Командиром более крупного судна был японец, который говорил немного по-голландски. Подойдя ко мне и задав несколько вопросов, на которые я ответил очень почтительно, он объявил, что нам сохранят жизнь. Низко поклонившись капитану, я обратился к голландцу и сказал, что мне прискорбно видеть в язычнике больше милосердия, чем в своем брате христианине. Мне пришлось скоро раскаяться в этих необдуманных словах. После неоднократных попыток убедить капитанов бросить меня в море этот негодяй добился того, что мне было назначено наказание похуже самой смерти. Моих людей разместили поровну на обоих пиратских суднах, а на шлюп перевезли новую команду. Меня же было решено посадить в небольшую парусную шлюпку и, снабдив провизией на четыре дня, предоставить на волю ветра и волн. Капитан-японец был так добр, что удвоил количество провизии из собственных запасов и запретил обыскивать меня. Пока я спускался в шлюпку, голландец стоял на палубе и осыпал меня всеми проклятиями и ругательствами, какие только были ему известны.
Примерно за час до нашей встречи с пиратами я произвел вычисления и определил, что мы находимся под 46° северной широты и 183° восточной долготы. Когда пираты скрылись из виду, я достал карманную подзорную трубу и тщательно оглядел горизонт: к юго-востоку я заметил несколько островов. Я поднял парус и направился к ним. Ветер был попутный, и через три часа я достиг ближайшего из этих островов.

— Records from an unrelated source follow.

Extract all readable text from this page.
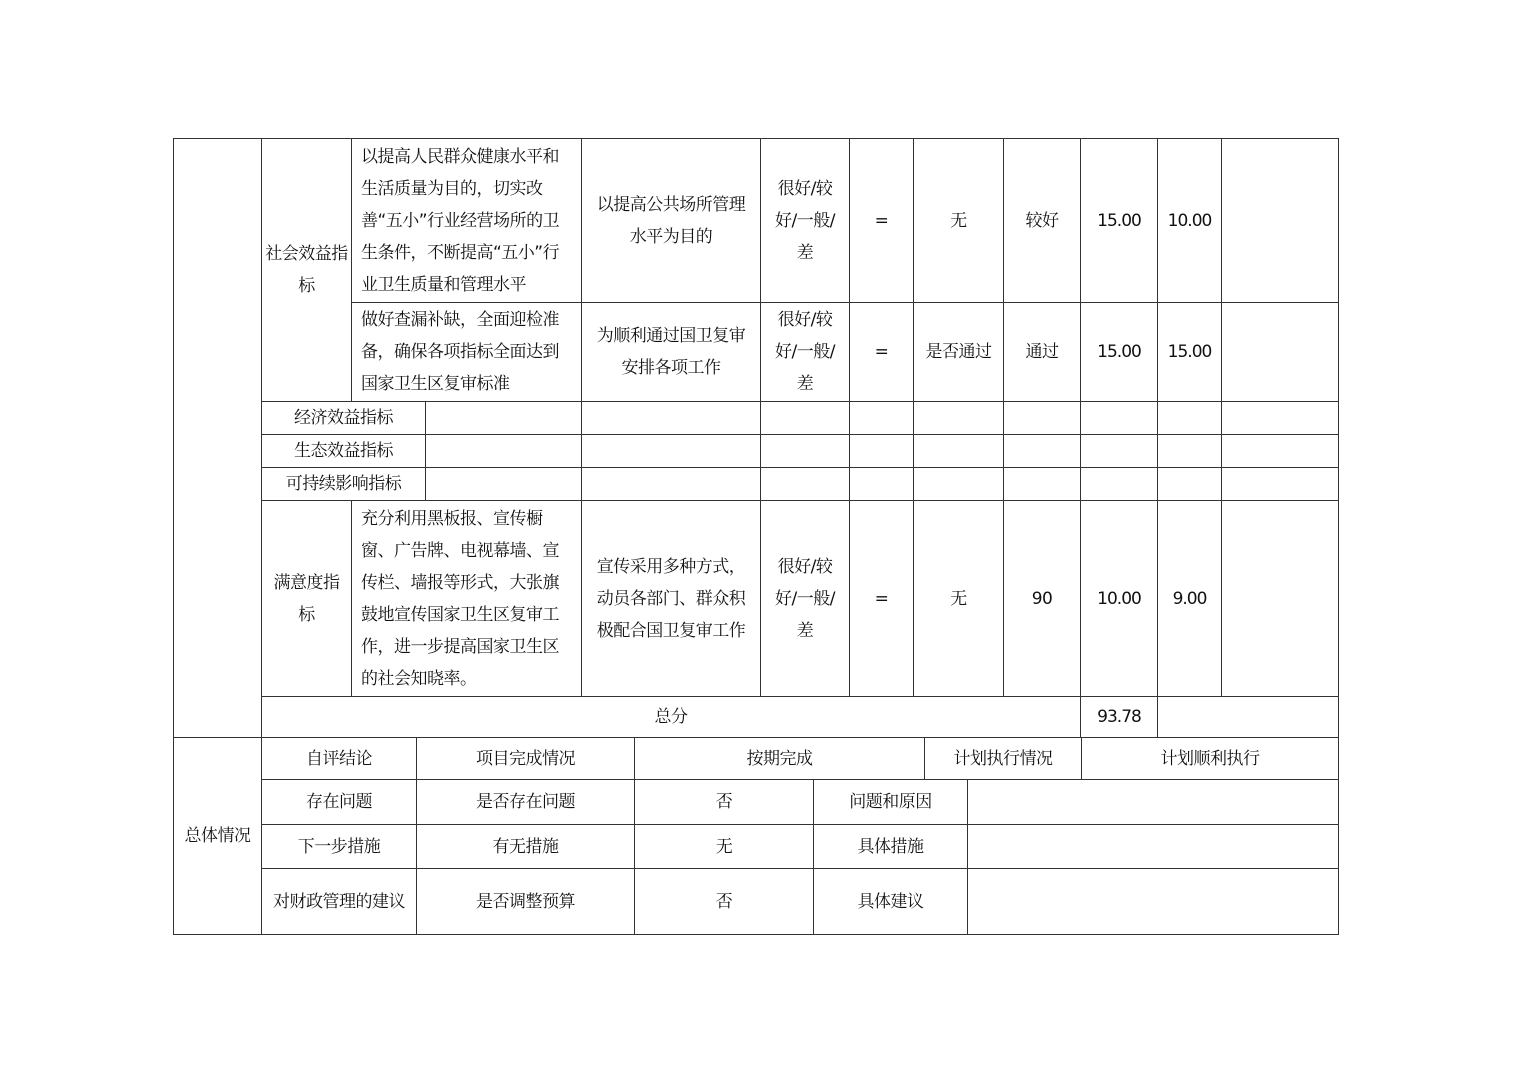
	社会效益指标	以提高人民群众健康水平和生活质量为目的，切实改善“五小”行业经营场所的卫生条件，不断提高“五小”行业卫生质量和管理水平		以提高公共场所管理水平为目的	很好/较好/一般/差	=	无	较好	15.00	10.00	
		做好查漏补缺，全面迎检准备，确保各项指标全面达到国家卫生区复审标准		为顺利通过国卫复审安排各项工作	很好/较好/一般/差	=	是否通过	通过	15.00	15.00	
	经济效益指标										
	生态效益指标										
	可持续影响指标										
	满意度指标	充分利用黑板报、宣传橱窗、广告牌、电视幕墙、宣传栏、墙报等形式，大张旗鼓地宣传国家卫生区复审工作，进一步提高国家卫生区的社会知晓率。		宣传采用多种方式，动员各部门、群众积极配合国卫复审工作	很好/较好/一般/差	=	无	90	10.00	9.00	
	总分								93.78		
总体情况	自评结论	项目完成情况	按期完成		计划执行情况		计划顺利执行
	存在问题	是否存在问题	否	问题和原因			
	下一步措施	有无措施	无	具体措施			
	对财政管理的建议	是否调整预算	否	具体建议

На скале виднелось множество птичьих гнезд, и я без труда набрал порядочно яиц. При мне был кремень, огниво и трут. Я высек огня и развел костер из вереска и сухих водорослей, на котором испек яйца. Этим и ограничился мой ужин, так как я решил по возможности беречь провизию. На ночь я устроился под выступом скалы, постлав немного вереска, и спал очень хорошо.
На следующий день я перебрался на другой остров, а оттуда – на третий и четвертый. Только на пятый день скучного и утомительного путешествия я достиг, наконец, самого восточного из этих островов. Он лежал далеко в море, и чтобы добраться до него, мне понадобилось свыше пяти часов. Берега его были почти неприступны, и только после долгих поисков мне удалось найти подходящее место для высадки. Это была небольшая бухточка, где могли бы поместиться лишь две-три такие шлюпки, как моя. Почва острова была камениста и бесплодна. Только кое-где в расщелинах скал виднелись жалкие кустики и душистые растения.